Le flûtiste François Lazarevitch, accompagné de ses complices des Musiciens de Saint-Julien, propose ici un choix de pièces issues de ce fonds redécouvert, complété de quelques transcriptions de pages mieux connues, mais toujours revisitées avec un regard de chercheur-musicien.

Dès les premières mesures de la Polonaise, qui ouvre le disque avec une légèreté ombrée de mélancolie, le ton est donné : il ne s’agira pas d’une simple illustration archéologique, mais d’une véritable recréation artistique. La flûte traversière de Lazarevitch se déploie avec une articulation souple, une diction quasi vocale qui fait immédiatement penser aux maîtres de la rhétorique baroque. Les lignes mélodiques respirent, jamais surchargées, mais jamais non plus réduites à une neutralité décorative.
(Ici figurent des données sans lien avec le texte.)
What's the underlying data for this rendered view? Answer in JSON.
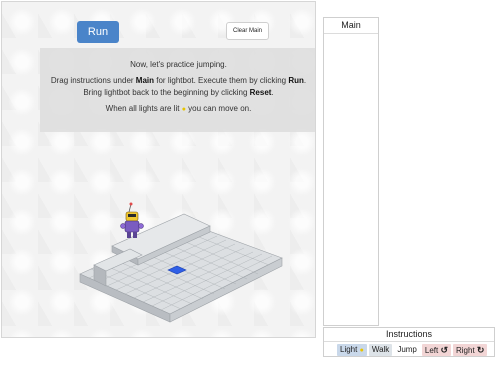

L’accompagnement tissé par la viole de Lucile Boulanger et le théorbe ou la guitare d’Éric Bellocq agit comme un écrin dense et chatoyant. La réalisation du continuo frappe par sa précision harmonique, mais aussi par une capacité à varier les textures, évitant toute monotonie sur la durée du programme.

Le passage à la musette pour certaines pièces (notamment dans la Suite en ut majeur) apporte une saveur bucolique, presque pastorale. Ce choix osé – qui pourrait diviser – confère à certaines pages une couleur plus rude, un peu âpre, qui sied bien à des danses comme « La Sautillante », même si l’on pourra trouver cet effet moins convaincant dans des pièces plus élégantes comme la Sarabande.
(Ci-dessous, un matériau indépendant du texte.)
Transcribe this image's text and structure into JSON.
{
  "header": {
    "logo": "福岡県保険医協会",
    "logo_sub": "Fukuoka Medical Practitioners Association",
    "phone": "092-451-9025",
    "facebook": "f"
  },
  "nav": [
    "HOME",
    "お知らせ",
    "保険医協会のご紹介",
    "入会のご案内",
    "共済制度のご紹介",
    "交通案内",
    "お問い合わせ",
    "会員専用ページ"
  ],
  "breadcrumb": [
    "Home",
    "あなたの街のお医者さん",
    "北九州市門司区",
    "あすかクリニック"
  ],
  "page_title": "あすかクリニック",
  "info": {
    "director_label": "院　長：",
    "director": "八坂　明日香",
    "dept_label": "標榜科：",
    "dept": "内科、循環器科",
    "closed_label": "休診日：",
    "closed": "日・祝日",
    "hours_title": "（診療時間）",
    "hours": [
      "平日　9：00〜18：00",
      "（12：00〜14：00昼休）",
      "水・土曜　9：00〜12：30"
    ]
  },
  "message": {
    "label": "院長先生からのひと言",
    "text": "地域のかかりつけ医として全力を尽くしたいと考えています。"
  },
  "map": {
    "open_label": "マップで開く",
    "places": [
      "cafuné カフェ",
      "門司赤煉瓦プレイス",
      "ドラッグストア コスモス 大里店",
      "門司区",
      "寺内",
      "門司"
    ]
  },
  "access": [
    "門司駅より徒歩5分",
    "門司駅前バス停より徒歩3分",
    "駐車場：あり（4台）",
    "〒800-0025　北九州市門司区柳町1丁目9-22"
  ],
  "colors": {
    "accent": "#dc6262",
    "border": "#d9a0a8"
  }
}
L’une des grandes réussites de cet enregistrement réside dans la diversité des climats affectifs que parvient à faire naître Lazarevitch. La Symphonie introductive de la Suite en mi mineur déploie un frémissement intérieur particulièrement réussi. La « Gracieuse Sarabande » fait montre d’un balancement poétique, sans exagération expressive, mais avec cette capacité à laisser respirer chaque nuance.

Dans la Plainte, adaptée d’un manuscrit écossais, la flûte atteint un sommet d’émotion retenue : la ligne mélodique se fait pure, presque nue, avec un accompagnement minimaliste qui met d’autant plus en valeur la maîtrise du souffle et de la dynamique.

Le sommet du disque est sans doute atteint avec les « Voix humaines », où Lazarevitch livre une lecture étonnamment douce, presque fragile, qui renouvelle totalement l’écoute de cette pièce emblématique du répertoire pour viole. Loin de singer la version originelle, cette transcription pour traverso explore d’autres couleurs, plus éthérées, jouant sur le fil de l’émotion sans tomber dans l’effet facile.

Lucile Boulanger, quant à elle, reste fidèle à la version pour viole avec l’intensité et la précision qu’on lui connaît. Sa sonorité dense et veloutée contraste idéalement avec la transparence du traverso.

Si l’intimisme domine, l’énergie ne manque pas. Les gigues des différentes Suites débordent de vitalité rythmique, avec des tempi vifs mais jamais précipités. La Gigue finale de la Suite en sol mineur, en particulier, déploie un allant irrésistible. Le Rondeau et la Musette qui l’accompagnent montrent le même souci du détail rythmique, toujours au service du caractère de chaque danse.

On saluera également la lisibilité du discours dans des pièces plus complexes comme le Caprice ou Sonate, où la diversité des épisodes est caractérisée avec beaucoup de finesse.

La captation, fidèle à la tradition du label Alpha, offre un équilibre très naturel entre les instruments. La flûte respire, la viole sonne sans surcharge de basses, et le théorbe reste présent sans jamais dominer. La réverbération, discrète mais enveloppante, crée un sentiment d’intimité sans étouffer les dynamiques.

Par son importance musicologique – révélant un pan oublié du corpus instrumental de Marais – et par la qualité de son exécution, cet album s’impose comme une parution majeure dans le domaine de la musique baroque française. François Lazarevitch et son ensemble signent ici non seulement un travail de pionnier, mais aussi un objet d’écoute séduisant et profond, à la fois nourri de rigueur historique et de liberté artistique.

On attend désormais avec impatience que d’autres interprètes se saisissent de ces partitions, pour faire vivre ce répertoire encore vierge de toute routine interprétative.